FMGE 2023 - Surgery FMGE Practice Questions and MCQs
Question 41: A 2-year-old was brought to the emergency department with difficulty swallowing for the last few hours. The X-ray is given below. Which is the next best step to manage this patient?
- A. Bronchoscopy
- B. Esophagoscopy (Correct Answer)
- C. Heimlich's manoeuvre
- D. Tracheostomy
Explanation: ***Esophagoscopy*** - The X-ray shows a circular radiopaque object, the classic **"coin sign"** on an anteroposterior view, which is characteristic of a foreign body lodged in the **esophagus**. - **Esophagoscopy** is the definitive procedure for both visualizing and safely removing the foreign object, especially important if it is a button battery which can cause rapid mucosal injury. *Bronchoscopy* - This procedure is indicated for the removal of foreign bodies from the **airways** (trachea or bronchi), not the esophagus. - A tracheal foreign body would typically present with **respiratory distress** (stridor, wheezing) and would appear as a thin line on an AP X-ray because it would be oriented in the sagittal plane. *Tracheostomy* - A tracheostomy is a surgical procedure to create an alternative airway and is reserved for severe **upper airway obstruction** or the need for long-term mechanical ventilation. - This patient's primary problem is **dysphagia** (difficulty swallowing) due to an esophageal obstruction, not an airway emergency requiring a surgical airway. *Heimlich's manoeuvre* - This is an emergency first-aid procedure used for acute **choking** caused by a foreign body obstructing the airway, leading to an inability to breathe or speak. - The patient is not described as actively choking and has a stable airway; therefore, this maneuver is inappropriate and could cause harm.

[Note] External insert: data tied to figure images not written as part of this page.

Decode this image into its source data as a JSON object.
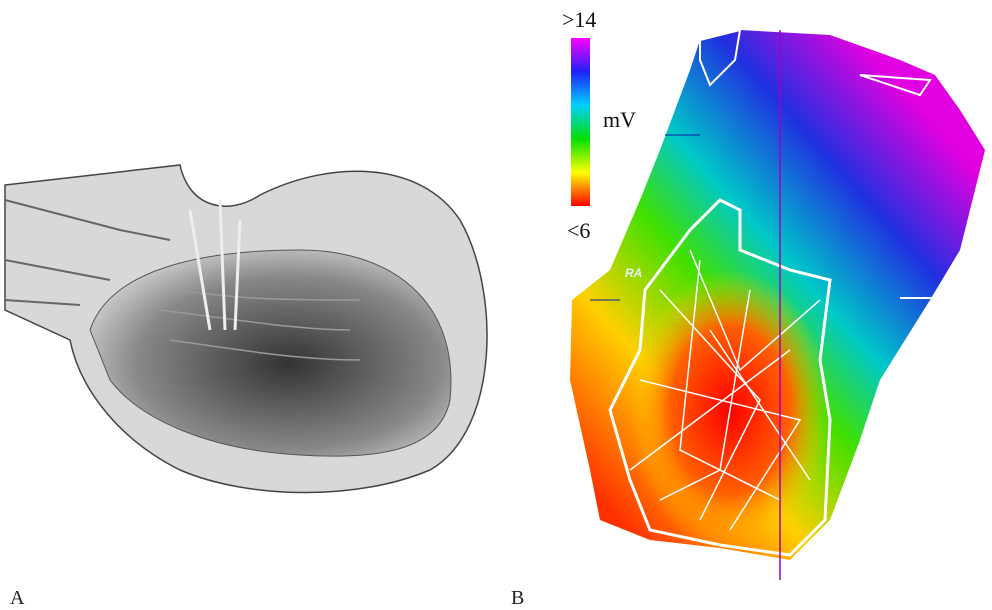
{
  "panels": [
    {
      "label": "A"
    },
    {
      "label": "B",
      "colorbar": {
        "max_label": ">14",
        "unit": "mV",
        "min_label": "<6"
      },
      "annotation": "RA"
    }
  ]
}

Question 42: Which of the following is associated with CSF otorrhea?
- A. Battle sign (Correct Answer)
- B. Traumatic rupture of the tympanic membrane
- C. Penetrating injury to the eye
- D. Fracture of the roof of the nose
Explanation: ***Battle sign***- **Battle sign** (ecchymosis over the mastoid process) is highly indicative of a **basilar skull fracture**, specifically involving the **temporal bone**.- Fractures of the petrous portion of the temporal bone often breach the **dura mater** and middle ear cavity, leading directly to leakage of cerebrospinal fluid (**CSF otorrhea**).*Traumatic rupture of the tympanic membrane*- While rupture of the **tympanic membrane (TM)** is often present, it is usually a consequence of the underlying **temporal bone fracture**, not the primary source of the CSF leak.- CSF otorrhea fundamentally requires a fracture allowing communication between the **subarachnoid space** and the middle ear; TM rupture solely allows fluid egress.*Penetrating injury to the eye*- These injuries involve the orbit and structures of the eye, typically causing orbital trauma, globe rupture, or associated **facial fractures**.- They are not the usual mechanism for basilar skull fractures involving the **middle cranial fossa** or temporal bone, which are necessary for CSF otorrhea.*Fracture of the roof of the nose*- Fractures of the skull base involving the anterior cranial fossa, such as the **cribriform plate** (roof of the nose), classically cause **CSF rhinorrhea** (CSF leakage through the nose).- This anatomical location is functionally separate from the temporal bone pathology required to produce **CSF otorrhea**.